Lohengrin
Composer: Wagner Director: David Alden Conductor: Andris Nelsons Royal Opera House, Covent Garden, London WC2 (020-7304 4000). Until 1 July Running time: 4hrs 30mins (including intervals)
Wagner’s 1850 opera – best known for the Bridal Chorus still heard at weddings today – has always struck a chord with “those who have a thing about strong leadership”, said Richard Morrison in The Times. How could it not, given the way it exhorts the German nation to get behind a new “Führer” and slaughter the hordes from “the east”?. Mussolini once “had it staged by 10,000 singers on a 300ft-wide stage”. The director of this thrilling and “unmissable” new staging for the Royal Opera House, David Alden, “flirts dangerously” with such ideas by relocating Wagner’s folkloric Knight of the Holy Grail plot to an unspecified 20th century authoritarian state. Yet he wisely resists making the piece into an anguished commentary on the rise of Hitler. Instead, the multistoried sets, vast crowds and “platoons of trumpeters” serve as a spectacular backcloth to what is ultimately a “very human story: a naive girl’s deluded love for a hero too self-absorbed to love her back”.
It’s 41 years since the Royal Opera produced a new Lohengrin, said Andrew Clements in The Guardian – and everything about the evening is “vividly detailed and thoughtfully cogent”. The focus is very much on the “power politics” of the piece, rather than the Dark Age Christian and pagan symbolism. The action is beautifully lit from low angles to produce “looming expressionist shadows” and sharp contrasts. Each of the protagonists is sharply defined. And Andris Nelsons’s “gloriously comprehensive” conducting of the excellent orchestra – quiet, rapt intensity, followed by soaring excitement – is superb.

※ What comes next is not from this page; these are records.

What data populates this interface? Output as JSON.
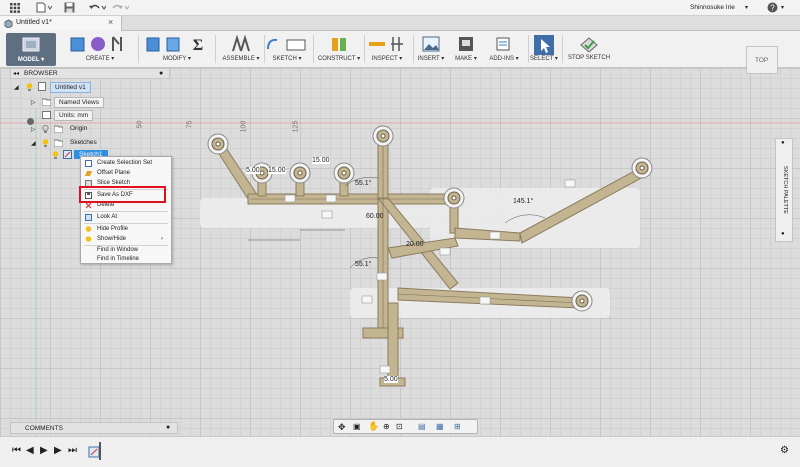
{
  "window": {
    "tab_title": "Untitled v1*",
    "user_name": "Shinnosuke Irie"
  },
  "ribbon": {
    "workspace": "MODEL",
    "groups": [
      "CREATE",
      "MODIFY",
      "ASSEMBLE",
      "SKETCH",
      "CONSTRUCT",
      "INSPECT",
      "INSERT",
      "MAKE",
      "ADD-INS",
      "SELECT",
      "STOP SKETCH"
    ],
    "viewcube_label": "TOP"
  },
  "browser": {
    "title": "BROWSER",
    "root": "Untitled v1",
    "items": [
      "Named Views",
      "Units: mm",
      "Origin",
      "Sketches",
      "Sketch1"
    ]
  },
  "context_menu": {
    "items": [
      "Create Selection Set",
      "Offset Plane",
      "Slice Sketch",
      "Save As DXF",
      "Delete",
      "Look At",
      "Hide Profile",
      "Show/Hide",
      "Find in Window",
      "Find in Timeline"
    ]
  },
  "canvas": {
    "ruler_labels": [
      "50",
      "75",
      "100",
      "125"
    ],
    "dimensions": [
      "5.00",
      "15.00",
      "15.00",
      "55.1°",
      "55.1°",
      "145.1°",
      "60.00",
      "20.00",
      "5.00",
      "15.00",
      "15.00",
      "5.00"
    ]
  },
  "sketch_palette_label": "SKETCH PALETTE",
  "comments_label": "COMMENTS",
  "accent_color": "#2f8fe0",
  "highlight_color": "#e0101e"
}
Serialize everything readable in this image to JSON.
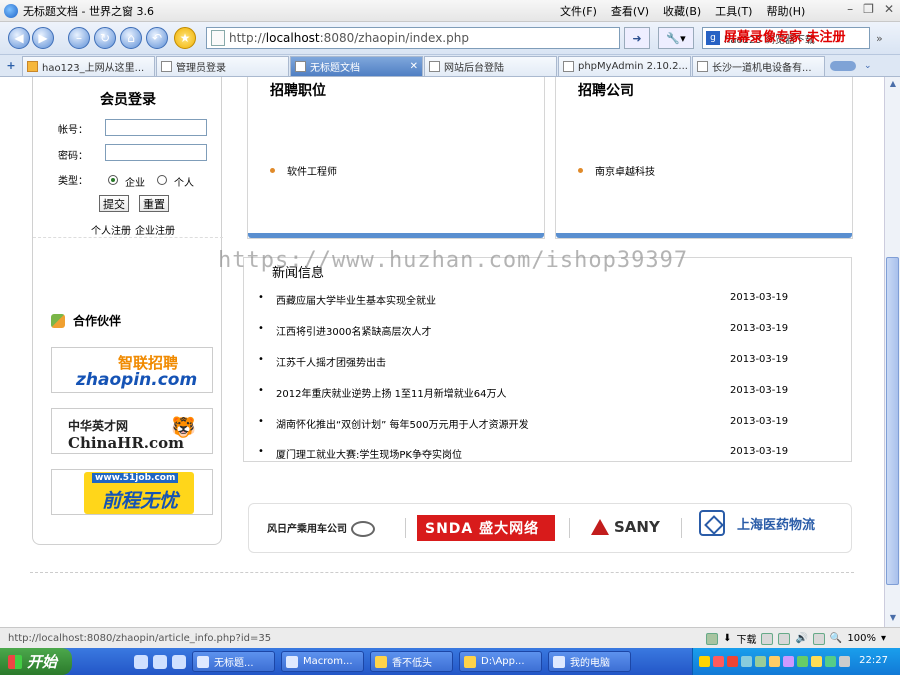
{
  "window": {
    "title": "无标题文档 - 世界之窗 3.6"
  },
  "menu": [
    "文件(F)",
    "查看(V)",
    "收藏(B)",
    "工具(T)",
    "帮助(H)"
  ],
  "address": {
    "url_prefix": "http://",
    "url_host": "localhost",
    "url_rest": ":8080/zhaopin/index.php"
  },
  "search": {
    "label": "hao123 浏览器下载"
  },
  "overlay_watermark_top": "屏幕录像专家  未注册",
  "overlay_watermark_mid": "https://www.huzhan.com/ishop39397",
  "tabs": [
    {
      "label": "hao123_上网从这里...",
      "active": false
    },
    {
      "label": "管理员登录",
      "active": false
    },
    {
      "label": "无标题文档",
      "active": true
    },
    {
      "label": "网站后台登陆",
      "active": false
    },
    {
      "label": "phpMyAdmin 2.10.2...",
      "active": false
    },
    {
      "label": "长沙一道机电设备有...",
      "active": false
    }
  ],
  "login": {
    "title": "会员登录",
    "account_label": "帐号：",
    "password_label": "密码：",
    "type_label": "类型：",
    "type_options": [
      "企业",
      "个人"
    ],
    "type_selected": "企业",
    "submit": "提交",
    "reset": "重置",
    "reg_person": "个人注册",
    "reg_company": "企业注册"
  },
  "partners": {
    "title": "合作伙伴",
    "logos": [
      {
        "zh": "智联招聘",
        "en": "zhaopin.com"
      },
      {
        "zh": "中华英才网",
        "en": "ChinaHR.com"
      },
      {
        "site": "www.51job.com",
        "zh": "前程无忧"
      }
    ]
  },
  "jobs": {
    "title": "招聘职位",
    "items": [
      "软件工程师"
    ]
  },
  "companies": {
    "title": "招聘公司",
    "items": [
      "南京卓越科技"
    ]
  },
  "news": {
    "title": "新闻信息",
    "items": [
      {
        "title": "西藏应届大学毕业生基本实现全就业",
        "date": "2013-03-19"
      },
      {
        "title": "江西将引进3000名紧缺高层次人才",
        "date": "2013-03-19"
      },
      {
        "title": "江苏千人摇才团强势出击",
        "date": "2013-03-19"
      },
      {
        "title": "2012年重庆就业逆势上扬 1至11月新增就业64万人",
        "date": "2013-03-19"
      },
      {
        "title": "湖南怀化推出“双创计划” 每年500万元用于人才资源开发",
        "date": "2013-03-19"
      },
      {
        "title": "厦门理工就业大赛:学生现场PK争夺实岗位",
        "date": "2013-03-19"
      }
    ]
  },
  "sponsors": {
    "nissan": "风日产乘用车公司",
    "snda": "SNDA 盛大网络",
    "sany": "SANY",
    "shaphar": "上海医药物流"
  },
  "status": {
    "text": "http://localhost:8080/zhaopin/article_info.php?id=35",
    "download": "下载",
    "zoom": "100%"
  },
  "taskbar": {
    "start": "开始",
    "buttons": [
      "无标题...",
      "Macrom...",
      "香不低头",
      "D:\\App...",
      "我的电脑"
    ],
    "clock": "22:27"
  }
}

As Lohengrin, the experienced Klaus Florian Vogt gives a “gracefully assured reading”, said Rupert Christiansen in The Daily Telegraph. But the real joy of the evening is Jennifer Davis’s consummately sung and beautifully acted performance as his beloved, Elsa. There are few things more exciting in theatre than “watching a star being born”. The deafening “big-bang roar” that greeted Davis’s curtain call on opening night “was one such magic moment”.